Organization at work is simpler when using a contract lifecycle management platform that has a secure cloud-based contract repository as well as OCR for easy search capabilities. Maintaining complete records on the entire procurement and contract administration processes helps when other departments need relevant information. Additionally, this process is made much simpler through digitization.

Another benefit of digitization is the length of storage. In the past, as file cabinets filled up and active and archived files were stored in different locations, management for records was more complicated. With a contract lifecycle management platform, all documents are stored forever — allowing a contract from decades ago to be found in mere seconds.

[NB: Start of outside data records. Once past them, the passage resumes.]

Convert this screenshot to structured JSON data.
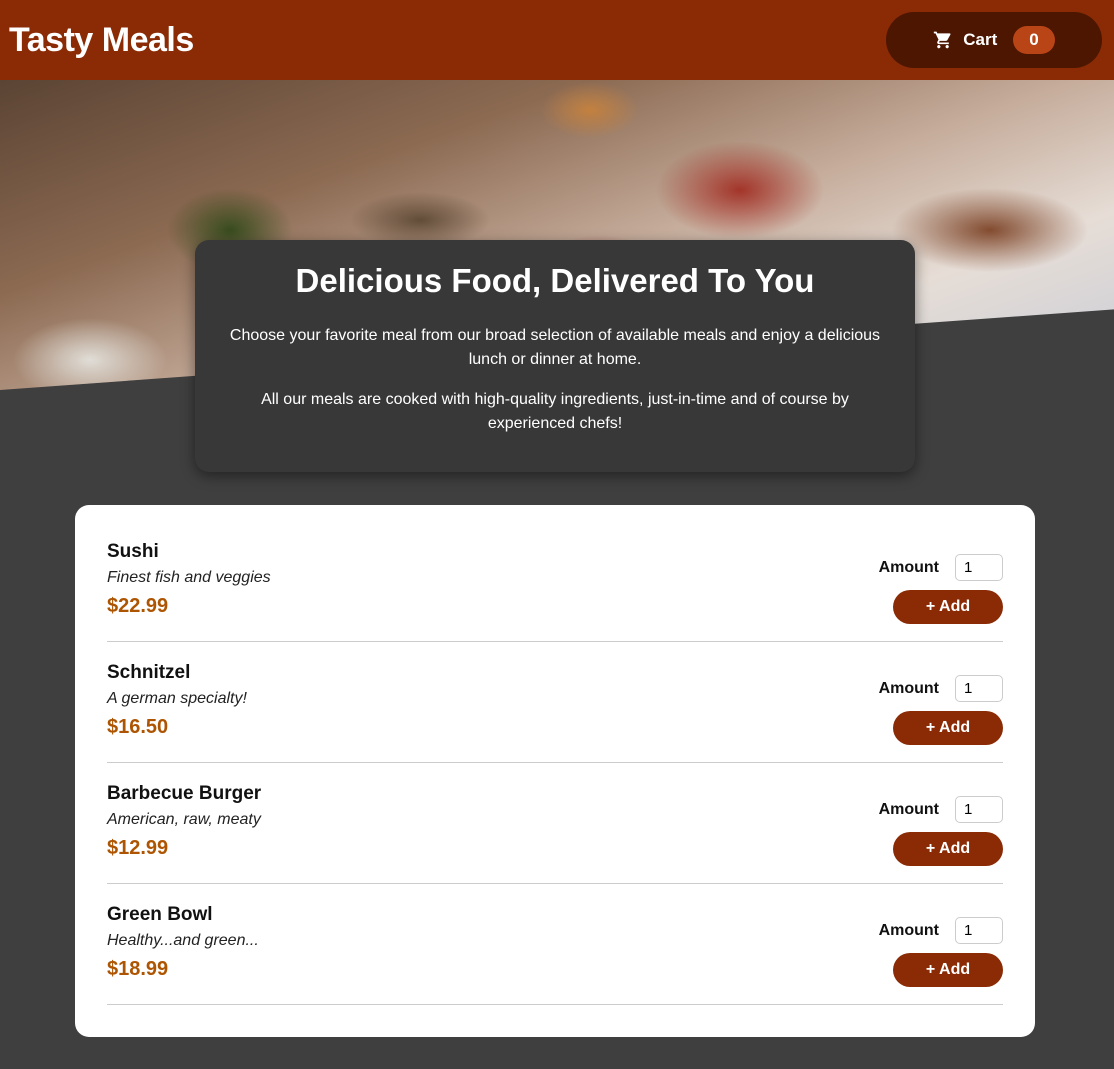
{
  "header": {
    "title": "Tasty Meals",
    "cart": {
      "label": "Cart",
      "count": "0"
    }
  },
  "summary": {
    "heading": "Delicious Food, Delivered To You",
    "paragraphs": [
      "Choose your favorite meal from our broad selection of available meals and enjoy a delicious lunch or dinner at home.",
      "All our meals are cooked with high-quality ingredients, just-in-time and of course by experienced chefs!"
    ]
  },
  "meals": [
    {
      "name": "Sushi",
      "description": "Finest fish and veggies",
      "price": "$22.99",
      "amount_label": "Amount",
      "amount": "1",
      "add_label": "+ Add"
    },
    {
      "name": "Schnitzel",
      "description": "A german specialty!",
      "price": "$16.50",
      "amount_label": "Amount",
      "amount": "1",
      "add_label": "+ Add"
    },
    {
      "name": "Barbecue Burger",
      "description": "American, raw, meaty",
      "price": "$12.99",
      "amount_label": "Amount",
      "amount": "1",
      "add_label": "+ Add"
    },
    {
      "name": "Green Bowl",
      "description": "Healthy...and green...",
      "price": "$18.99",
      "amount_label": "Amount",
      "amount": "1",
      "add_label": "+ Add"
    }
  ],
  "colors": {
    "header_bg": "#8a2b06",
    "cart_bg": "#4d1601",
    "badge_bg": "#b94517",
    "price": "#ad5502",
    "page_bg": "#3f3f3f"
  },
  "icons": {
    "cart": "shopping-cart-icon",
    "hero": "food-buffet-image"
  }
}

3. Developing and implementing procedures and policies

Policies and procedures ensure employees carry out an organization’s vision every day. Also, established procedures for anyone involved in the contract process reduce organizational expenses. It also increases efficiency, as well as sets precedent for decisions down the road.

Furthermore, having policies in place to deal with independent contractors, customers, and employees helps in several ways.

Simply put, they:

  • Maintain best practices
  • Provide a baseline for accountability expectations
  • Protect against legal, regulatory, and liability issues.

Contract Manager Tips

Keeping these policies and procedures intact is easy with a contract lifecycle management platform. Setting up templates and approval workflows solidifies and simplifies processes across an organization. Access rights and organizational structure ensures all users can only see and create the documents they need to.

Contract managers often have hundreds of contracts they are responsible for managing. Luckily, contract management software makes those processes more efficient.

Driving digital adoption with a contract lifecycle management platform is just the first step to ensure people, processes, and documents are in a single location.

From there, contract managers have the power to enhance workflows. Finally, they can also reduce manual tasks, and automate processes to work as effectively as possible with their contracts.